Disadvantages of multi-Core Systems

Maximizing the usage of the computing resources provided by multi-core processors requires
adjustments both to the operating system (OS) support and to existing application software.
Also, the ability of multi-core processors to increase application performance depends on the
use of multiple threads within applications. Integration of a multi-core chip drives chip
production yields down and they are more difficult to manage thermally than lower-density
single-core designs. Intel has partially countered this first problem by creating its quad-core
designs by combining two dual-core on a single die with a unified cache, hence any two
working dual-core dies can be used, as opposed to producing four cores on a single die and
requiring all four to work to produce a quad-core. From an architectural point of view,
ultimately, single CPU designs may make better use of the silicon surface area than
multiprocessing cores, so a development commitment to this architecture may carry the risk of
obsolescence. Finally, raw processing power is not the only constraint on system performance.

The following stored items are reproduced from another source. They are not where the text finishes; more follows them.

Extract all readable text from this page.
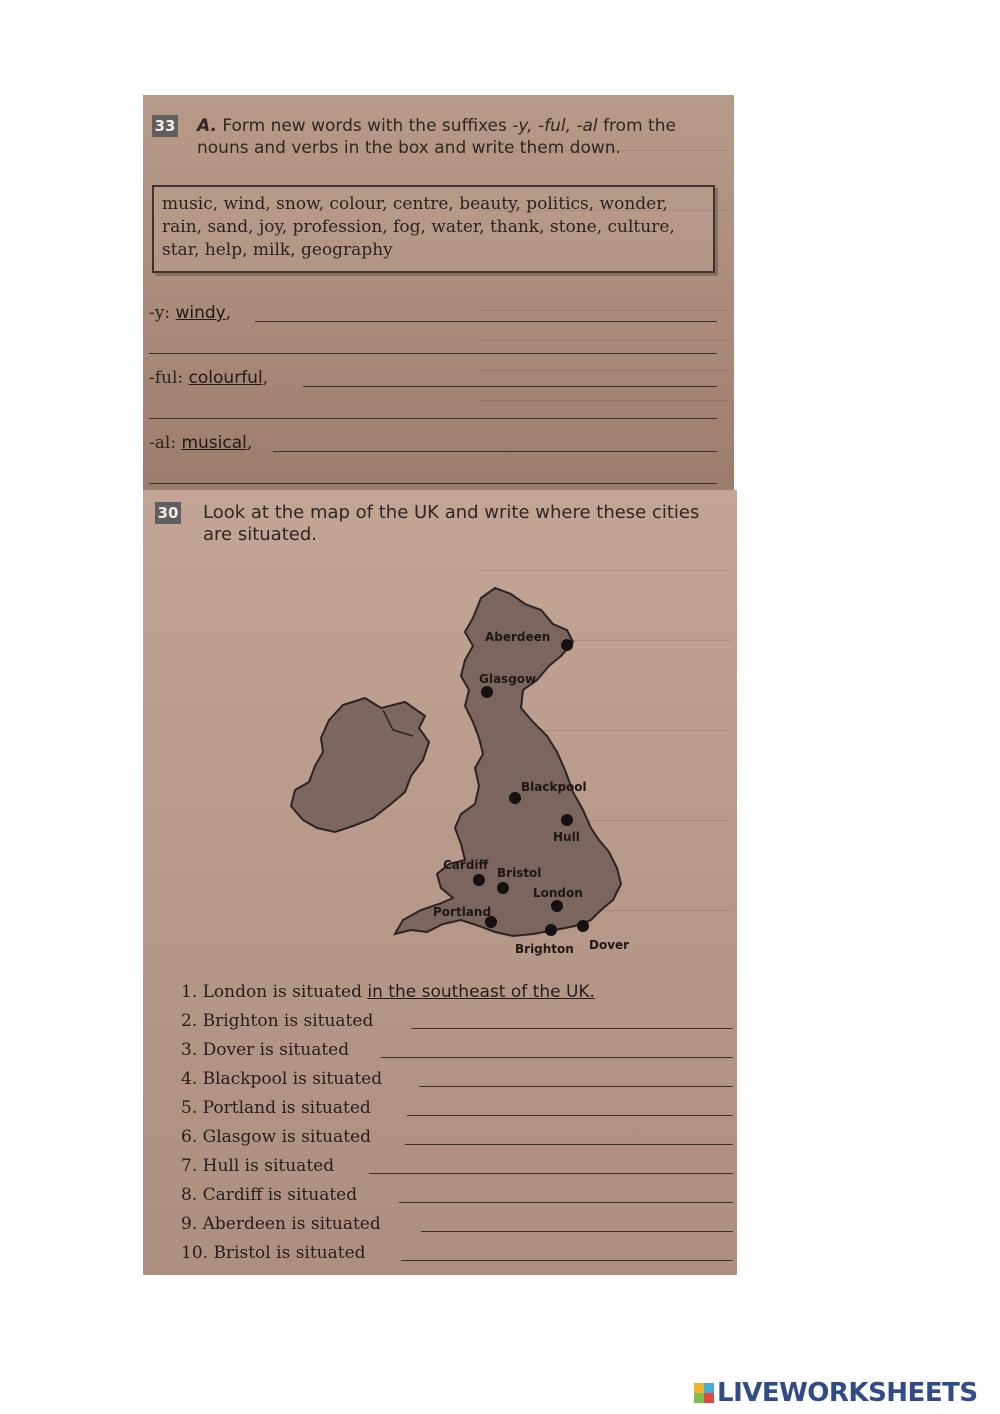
33 A. Form new words with the suffixes -y, -ful, -al from the nouns and verbs in the box and write them down.
music, wind, snow, colour, centre, beauty, politics, wonder, rain, sand, joy, profession, fog, water, thank, stone, culture, star, help, milk, geography
-y: windy,
-ful: colourful,
-al: musical,
30 Look at the map of the UK and write where these cities are situated.
Aberdeen
Glasgow
Blackpool
Hull
Cardiff
Bristol
London
Portland
Brighton Dover
1. London is situated in the southeast of the UK.
2. Brighton is situated
3. Dover is situated
4. Blackpool is situated
5. Portland is situated
6. Glasgow is situated
7. Hull is situated
8. Cardiff is situated
9. Aberdeen is situated
10. Bristol is situated
LIVEWORKSHEETS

Two processing cores sharing the same system bus and memory bandwidth limits the real-world
performance advantage. It has been claimed that if a single core is close to being memorybandwidth limited, then going to dual-core might give 30% to 70% improvement; if memory
bandwidth is not a problem, then a 90% improvement can be expected; however, Amdahl's law
makes this claim dubious. It would be possible for an application that used two CPUs to end up
running faster on one dual-core if communication between the CPUs was the limiting factor,
which would count as more than 100% improvement.

Conclusion
To address the challenges in performance, power and future technologies, innovations on
computer architecture and design are needed; and multi-core systems are one of the most, or the
most promising technology. As was also pointed out by a computer architecture group at EECS
department of UC Berkeley the shift toward increasing parallelism is not a triumphant stride
forward based on breakthroughs in novel software and architectures for parallelism; instead,
this plunge into parallelism is actually a retreat from even greater challenges that thwart
efficient silicon implementation of traditional uniprocessor architectures. Deep submicron
fabrication technologies enable very high levels of integration such as a dual-core chip with 1.7
billion transistors, thus reaching a key milestone in the level of circuit complexity possible on a
single chip. A highly promising approach to efficiently use these circuit resources is the
integration of multiple processors onto a single chip to achieve higher performance through
parallel processing, which is called a multi-core system or a chip multiprocessor. Multi-core
systems can provide high energy efficiency since they can allow the clock frequency and supply
voltage to be reduced together to dramatically reduce power dissipation during periods when
full rate computation is not needed.